A 55-year-old woman is dying.
In the process of understanding the mechanism by which nCoV kills patients, doctors discovered that small blood clots were the cause of fatal lung congestion.
However, Dr. Poor could not prove this.
`I told my colleagues, ‘We don’t have anything to lose’. At that point, I decided to not only administer anticoagulants but also drugs that break up blood clots,` Dr. Poor recalls.
The patient wasn’t able to get enough oxygen even after doctors turned her over to perform prone ventilation, a technique that increases air to the dorsal lung area.
Twenty minutes after injecting tPA (tissue plasminogen activator), which helps break up blood clots, this patient’s oxygen levels increased.
`She got better, but then it started getting worse. We most likely broke the clot, but another clot immediately formed,` Poor said.
Dr.
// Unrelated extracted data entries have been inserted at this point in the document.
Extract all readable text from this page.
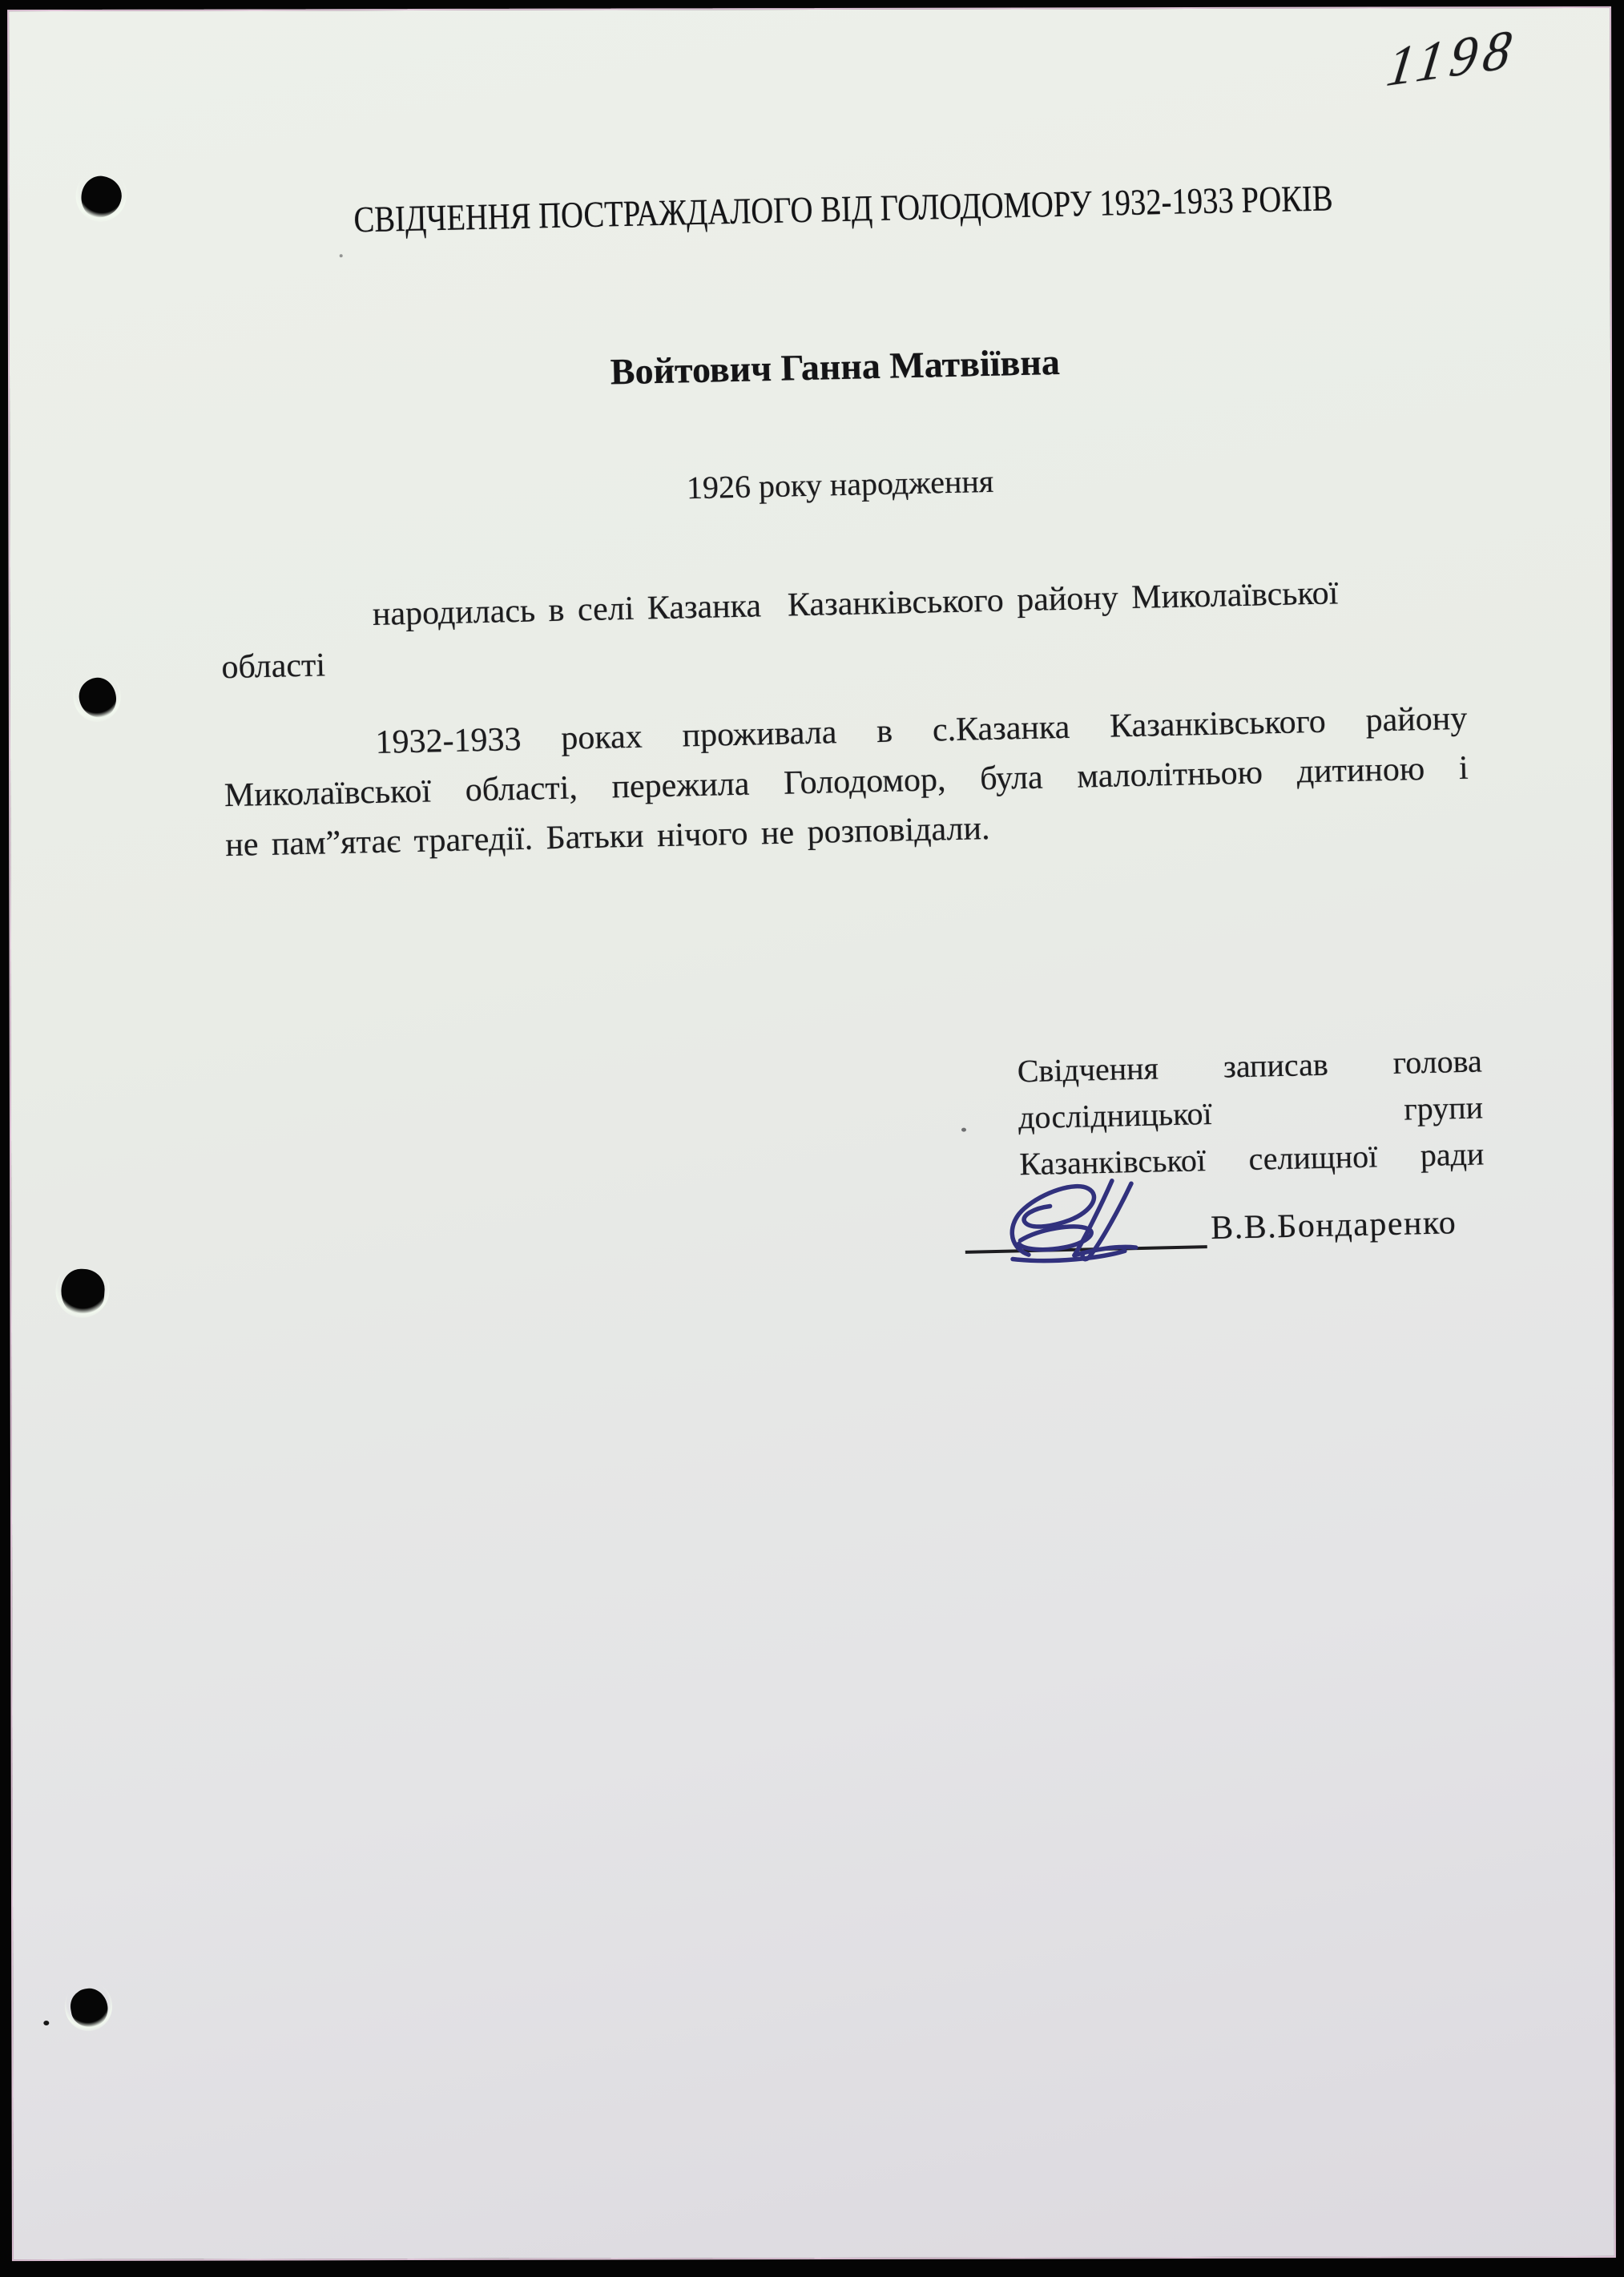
1198
СВІДЧЕННЯ ПОСТРАЖДАЛОГО ВІД ГОЛОДОМОРУ 1932-1933 РОКІВ
Войтович Ганна Матвіївна
1926 року народження
народилась в селі Казанка  Казанківського району Миколаївської
області
1932-1933 роках проживала в с.Казанка Казанківського району
Миколаївської області, пережила Голодомор, була малолітньою дитиною і
не пам”ятає трагедії. Батьки нічого не розповідали.
Свідчення записав голова
дослідницької	групи
Казанківської селищної ради
В.В.Бондаренко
Hooman Poor, (right) and colleagues at Mount Sinai Hospital in New York.
However, the above measure only prolonged this patient’s life for a few more days.
Last weekend, Dr. Poor’s team tested the anticoagulant method on four other critically ill patients.
In a new report, Dr. Poor calls for more urgent research into whether abnormal blood clots are putting patients at risk or not.
What has happened to blood clots in Covid-19 patients remains a mystery.
Many hospitals are trying to use anticoagulants to prevent blood clots from forming.
This is an example of how difficult it is for doctors to fight Covid-19 when they have to figure out what treatment methods to use in the absence of a vaccine or official treatment regimen.
Others are also doing research on this issue.
`We are treating extremely critical patients, they are dying in front of us. We cannot have any diagnostic tests. Still, treatment decisions have to be made.`, Tien
Mr. Pugliese commented on Poor’s report: `What these doctors did with these critically ill, dying patients was a decision based on instinct and it was the right thing to do.`
But given the risk of bleeding, choosing patients for testing must be careful, Pugliese said.
Dr. Poor often treats patients with pulmonary embolism, a large blood clot in the lungs that can kill the patient very quickly.
Poor recalls a rare disease in which some pulmonary blood vessels dilate abnormally even while others are clogged.
`I tested on five cases. Nothing has been proven yet, but at least it sets the stage for further studies, helping to show exactly what is going on,` said Dr. Poor.